India's love affair with gold may be over
Comment of the Day

September 12 2014

Commentary by Eoin Treacy

India's love affair with gold may be over

This article by Rajendra Jadhav & Indulal PM for Reuters may be of interest to subscribers. Here is a section: 

A one-quarter drop in local gold prices over the past year has shaken the confidence of Indians in the precious metal as a store of value and dented demand in the world's second-biggest buyer.

The main beneficiary has been Indian stocks, which have been clocking up records on hopes that Prime Minister Narendra Modi can deliver on the promise of "better days" ahead that swept him to power in May's general election.

Beyond short-term sentiment, a major push by Modi for every household to get a bank account, better education and living standards, and falling inflation expectations, could herald a more secular change in investing habits.

"The attachment of Indians to gold will remain," said Harish Galipelli, head of commodities and currencies at Inditrade Derivatives and Commodities Ltd., referring to gold's culturally embedded role in dowry gifts or decorating Hindu temples.

"But as the banking network expands and literacy rises, people in rural areas will explore other investment products like mutual funds or bank deposits. The mindset is slowly changing."

Eoin Treacy's view

One could argue that having gold as an anchor in a portfolio is justified given its long history as a store of value but favouring it above all other alternatives is generally a sign of distrust in the financial system and value of fiat currency. Indian consumers have had more to fear from currency debauchment than most; with the Rupee susceptible to regular devaluations since independence.
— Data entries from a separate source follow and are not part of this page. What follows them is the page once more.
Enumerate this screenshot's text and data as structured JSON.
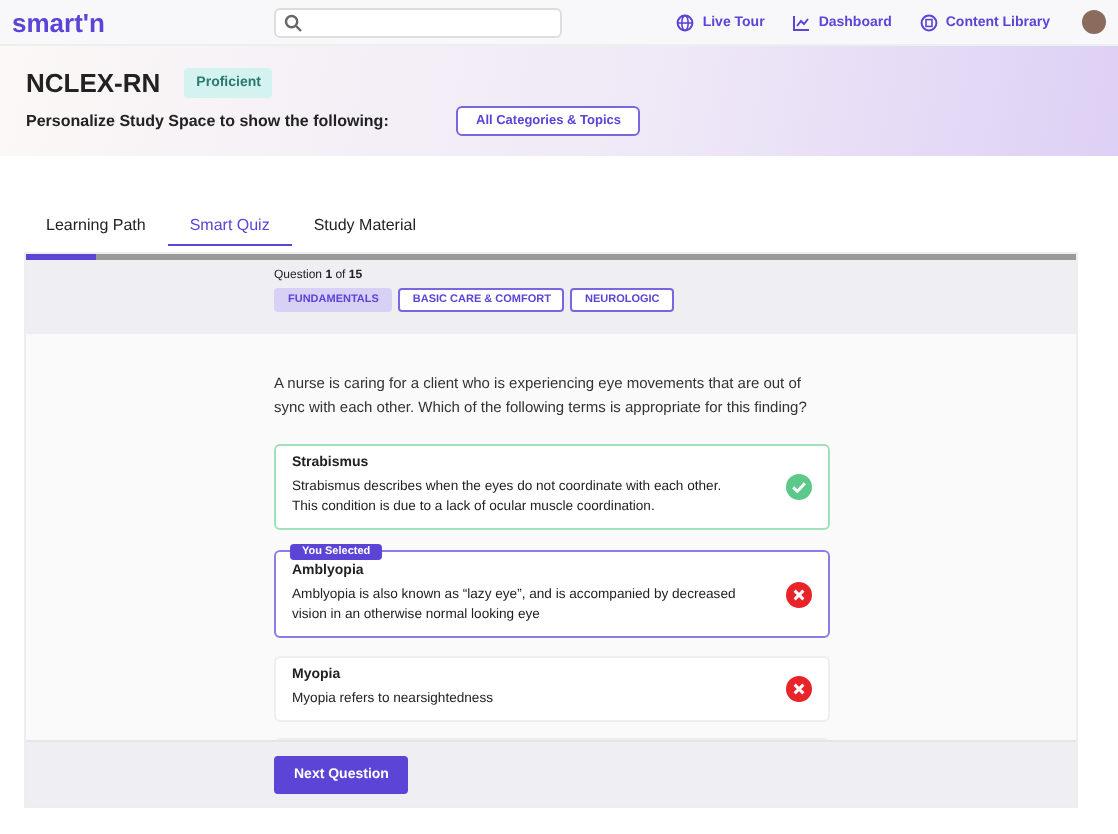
{
  "header": {
    "logo": "smart'n",
    "nav": [
      {
        "label": "Live Tour",
        "kind": "globe"
      },
      {
        "label": "Dashboard",
        "kind": "chart"
      },
      {
        "label": "Content Library",
        "kind": "library"
      }
    ]
  },
  "hero": {
    "title": "NCLEX-RN",
    "badge": "Proficient",
    "prompt": "Personalize Study Space to show the following:",
    "filter_button": "All Categories & Topics"
  },
  "tabs": [
    {
      "label": "Learning Path",
      "selected": false
    },
    {
      "label": "Smart Quiz",
      "selected": true
    },
    {
      "label": "Study Material",
      "selected": false
    }
  ],
  "quiz": {
    "progress": {
      "level": 0.067
    },
    "counter": "Question **1** of **15**",
    "tags": [
      {
        "label": "FUNDAMENTALS",
        "selected": true
      },
      {
        "label": "BASIC CARE & COMFORT",
        "selected": false
      },
      {
        "label": "NEUROLOGIC",
        "selected": false
      }
    ],
    "question": "A nurse is caring for a client who is experiencing eye movements that are out of sync with each other. Which of the following terms is appropriate for this finding?",
    "options": [
      {
        "title": "Strabismus",
        "text": "Strabismus describes when the eyes do not coordinate with each other. This condition is due to a lack of ocular muscle coordination.",
        "kind": "correct",
        "selected": false
      },
      {
        "title": "Amblyopia",
        "text": "Amblyopia is also known as “lazy eye”, and is accompanied by decreased vision in an otherwise normal looking eye",
        "kind": "incorrect",
        "selected": true,
        "selected_label": "You Selected"
      },
      {
        "title": "Myopia",
        "text": "Myopia refers to nearsightedness",
        "kind": "incorrect",
        "selected": false
      },
      {
        "kind": "hidden"
      }
    ],
    "next_button": "Next Question"
  }
}
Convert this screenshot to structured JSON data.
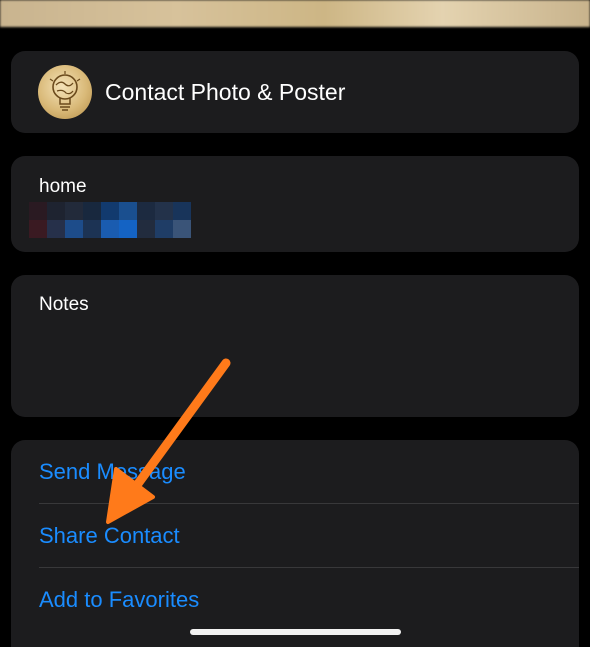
{
  "contact_photo": {
    "label": "Contact Photo & Poster",
    "avatar_icon": "lightbulb-globe-icon"
  },
  "home": {
    "label": "home"
  },
  "notes": {
    "label": "Notes"
  },
  "actions": [
    {
      "label": "Send Message"
    },
    {
      "label": "Share Contact"
    },
    {
      "label": "Add to Favorites"
    }
  ],
  "colors": {
    "background": "#000000",
    "card": "#1c1c1e",
    "accent": "#1a8cff",
    "arrow": "#ff7a1a"
  }
}
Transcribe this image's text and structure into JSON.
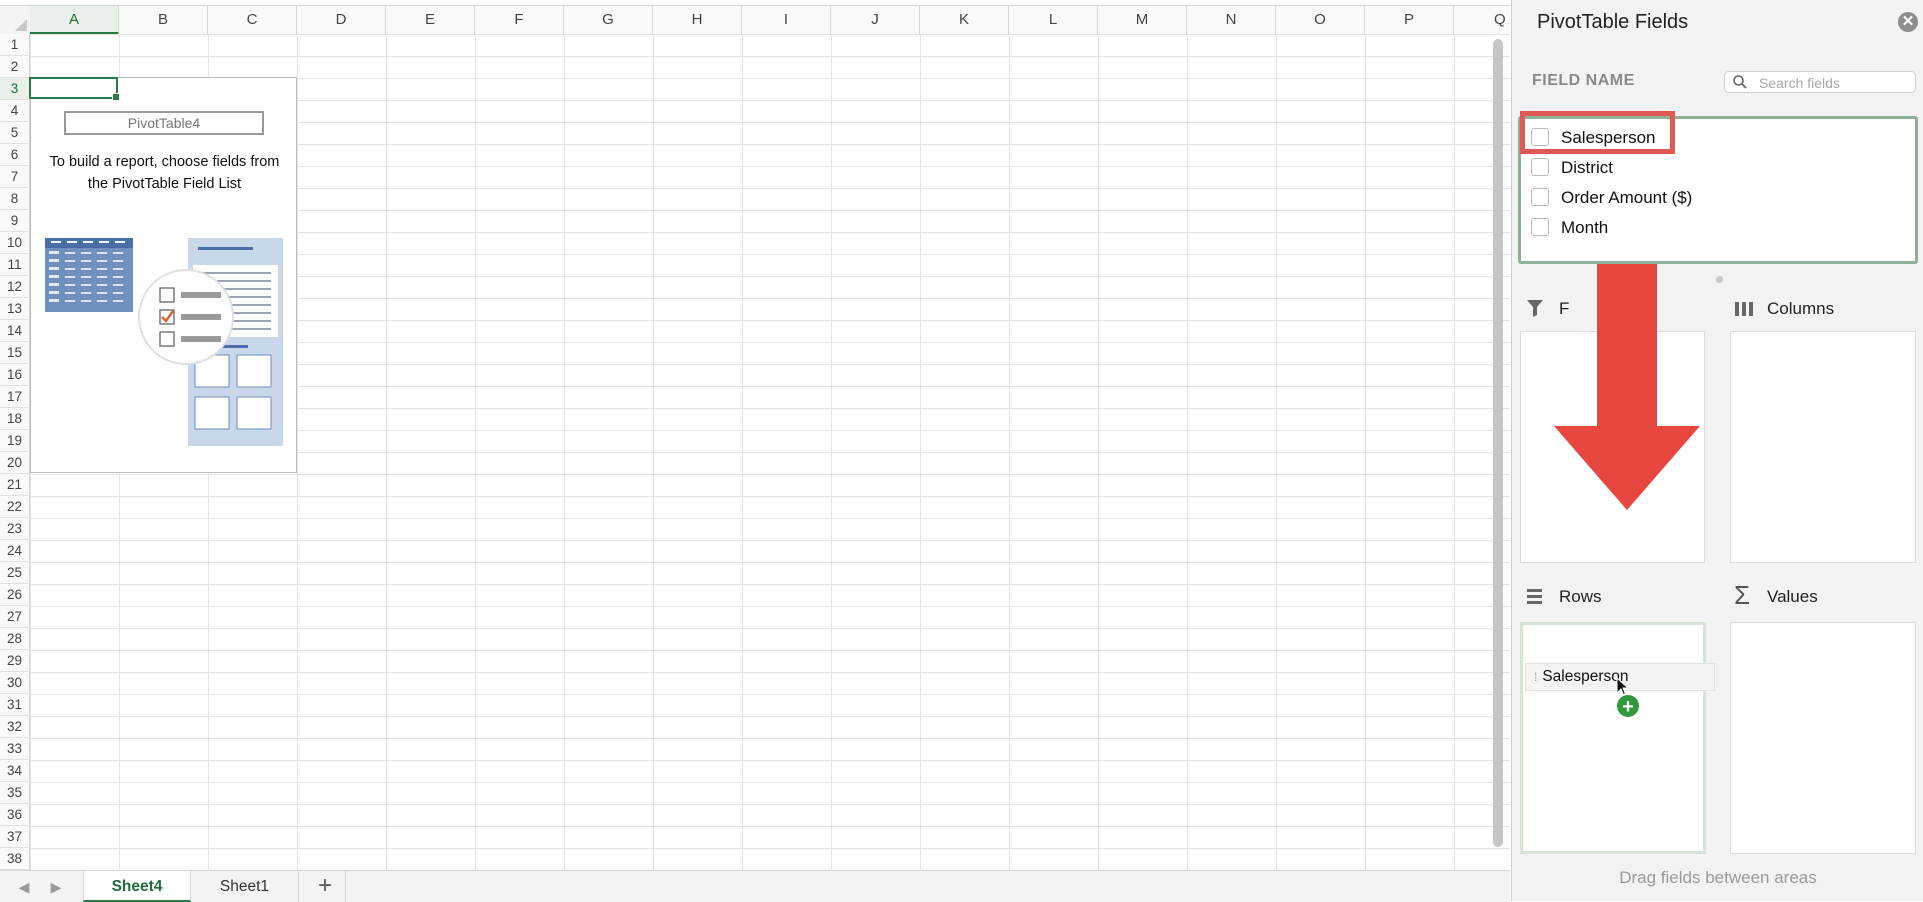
{
  "spreadsheet": {
    "columns": [
      "A",
      "B",
      "C",
      "D",
      "E",
      "F",
      "G",
      "H",
      "I",
      "J",
      "K",
      "L",
      "M",
      "N",
      "O",
      "P",
      "Q"
    ],
    "selected_column": "A",
    "rows": [
      "1",
      "2",
      "3",
      "4",
      "5",
      "6",
      "7",
      "8",
      "9",
      "10",
      "11",
      "12",
      "13",
      "14",
      "15",
      "16",
      "17",
      "18",
      "19",
      "20",
      "21",
      "22",
      "23",
      "24",
      "25",
      "26",
      "27",
      "28",
      "29",
      "30",
      "31",
      "32",
      "33",
      "34",
      "35",
      "36",
      "37",
      "38"
    ],
    "selected_row": "3",
    "pivot_placeholder": {
      "name": "PivotTable4",
      "message_line1": "To build a report, choose fields from",
      "message_line2": "the PivotTable Field List"
    },
    "sheet_tabs": [
      {
        "label": "Sheet4",
        "active": true
      },
      {
        "label": "Sheet1",
        "active": false
      }
    ],
    "add_sheet_label": "+",
    "accent_color": "#2b7a46"
  },
  "pane": {
    "title": "PivotTable Fields",
    "close_glyph": "✕",
    "field_name_header": "FIELD NAME",
    "search_placeholder": "Search fields",
    "fields": [
      {
        "label": "Salesperson",
        "checked": false
      },
      {
        "label": "District",
        "checked": false
      },
      {
        "label": "Order Amount ($)",
        "checked": false
      },
      {
        "label": "Month",
        "checked": false
      }
    ],
    "areas": {
      "filters_label": "F",
      "columns_label": "Columns",
      "rows_label": "Rows",
      "values_label": "Values"
    },
    "dragging_chip": "Salesperson",
    "drop_indicator": "+",
    "footer": "Drag fields between areas",
    "annotation_color": "#e8473f"
  }
}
However as optimism grows that Prime Minister Modi can deliver on progressively higher standards of living for India’s burgeoning population, it is an open question as to whether India will represent such a potent demand growth region for gold in future. 

The Dollar hit a peak near INR 70 last year and has since stabilised near INR 60. The ability of the central bank to sustain a steady currency would be a major contribution to consumers having additional faith in the wider economy. 

The Bombay Banks Index continues to extend its breakout from an almost four-year range. A sustained move below the 200-day MA, currently near 16000 would be required to begin to question medium-term scope for continued upside. 

The price of gold in Rupees touched INR100,000 on three occasions between 2012 and 2013 and has been ranging above INR70,000 since the latest retest. A sustained move above INR80,000 would be required to signal a return to demand dominance beyond the short term.